Carpio pointed out that a service contract for the joint exploration of gas and oil in contested areas in the South China Sea could actually boost the country’s rights over its exclusive economic zones in the WPS.
“I don’t have any objection with that kind of arrangement because if China comes in through our service contractors, those service contracts expressly recognize that the area falls within Philippine sovereignty or sovereign rights,” he said.
In a forum at the House of Representatives, Carpio said the only way to get China to follow the UN arbitral decision recognizing the Philippines’ rights in the WPS is to educate the Chinese people and to show them that they do not own 85.7 percent of the South China Sea as their government claims.

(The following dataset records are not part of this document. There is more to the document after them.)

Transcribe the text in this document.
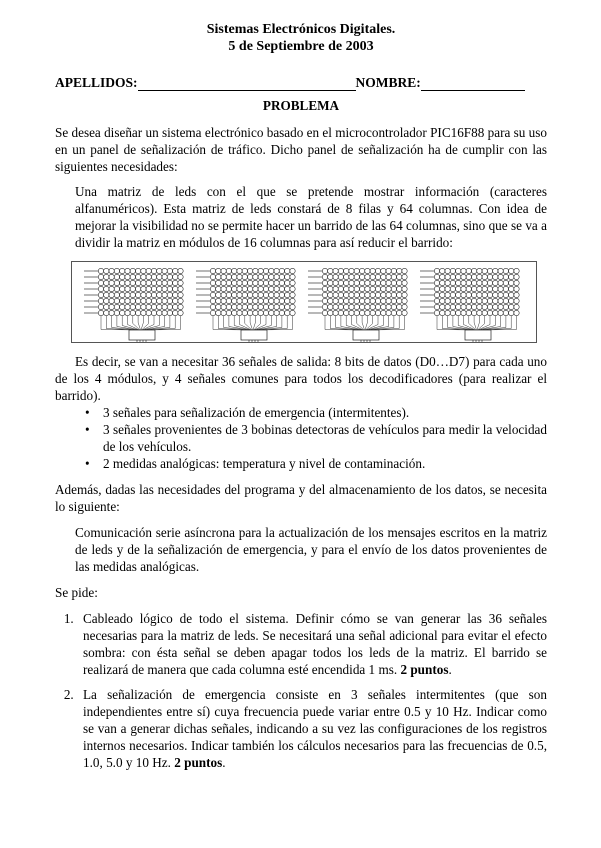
Sistemas Electrónicos Digitales.
5 de Septiembre de 2003
APELLIDOS:	NOMBRE:
PROBLEMA

Se desea diseñar un sistema electrónico basado en el microcontrolador PIC16F88 para su uso en un panel de señalización de tráfico. Dicho panel de señalización ha de cumplir con las siguientes necesidades:

Una matriz de leds con el que se pretende mostrar información (caracteres alfanuméricos). Esta matriz de leds constará de 8 filas y 64 columnas. Con idea de mejorar la visibilidad no se permite hacer un barrido de las 64 columnas, sino que se va a dividir la matriz en módulos de 16 columnas para así reducir el barrido:

Es decir, se van a necesitar 36 señales de salida: 8 bits de datos (D0…D7) para cada uno de los 4 módulos, y 4 señales comunes para todos los decodificadores (para realizar el barrido).

• 3 señales para señalización de emergencia (intermitentes).
• 3 señales provenientes de 3 bobinas detectoras de vehículos para medir la velocidad de los vehículos.
• 2 medidas analógicas: temperatura y nivel de contaminación.

Además, dadas las necesidades del programa y del almacenamiento de los datos, se necesita lo siguiente:

Comunicación serie asíncrona para la actualización de los mensajes escritos en la matriz de leds y de la señalización de emergencia, y para el envío de los datos provenientes de las medidas analógicas.

Se pide:

1. Cableado lógico de todo el sistema. Definir cómo se van generar las 36 señales necesarias para la matriz de leds. Se necesitará una señal adicional para evitar el efecto sombra: con ésta señal se deben apagar todos los leds de la matriz. El barrido se realizará de manera que cada columna esté encendida 1 ms. 2 puntos.
2. La señalización de emergencia consiste en 3 señales intermitentes (que son independientes entre sí) cuya frecuencia puede variar entre 0.5 y 10 Hz. Indicar como se van a generar dichas señales, indicando a su vez las configuraciones de los registros internos necesarios. Indicar también los cálculos necesarios para las frecuencias de 0.5, 1.0, 5.0 y 10 Hz. 2 puntos.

“The Chinese government will not comply with the ruling until the Chinese people understand that that historical narrative is totally false,” Carpio said,
Carpio said the Philippines has the rightful claim over the WPS as the earliest maps dating back to the Spanish period show.
These maps were the 1734 Carta Hydrographica y Chorographica de las Yslas Filipinas printed by the Jesuit priest Murillo Velarde and the 1688 Coronelli Terrestrial Globe. Both maps submitted as evidence in the arbitral case.
Carpio said the Philippines won the arbitration case and the country must assert its territorial rights over the disputed waters . “The tribunal said China does not own the South China Sea… Now how do you convince the Chinese government to comply with the ruling when the China population believe that they own it?” he said.
“The waters in the high seas belong to all mankind, and the resources in the EEZ belong solely to the adjacent coastal states,” Carpio said.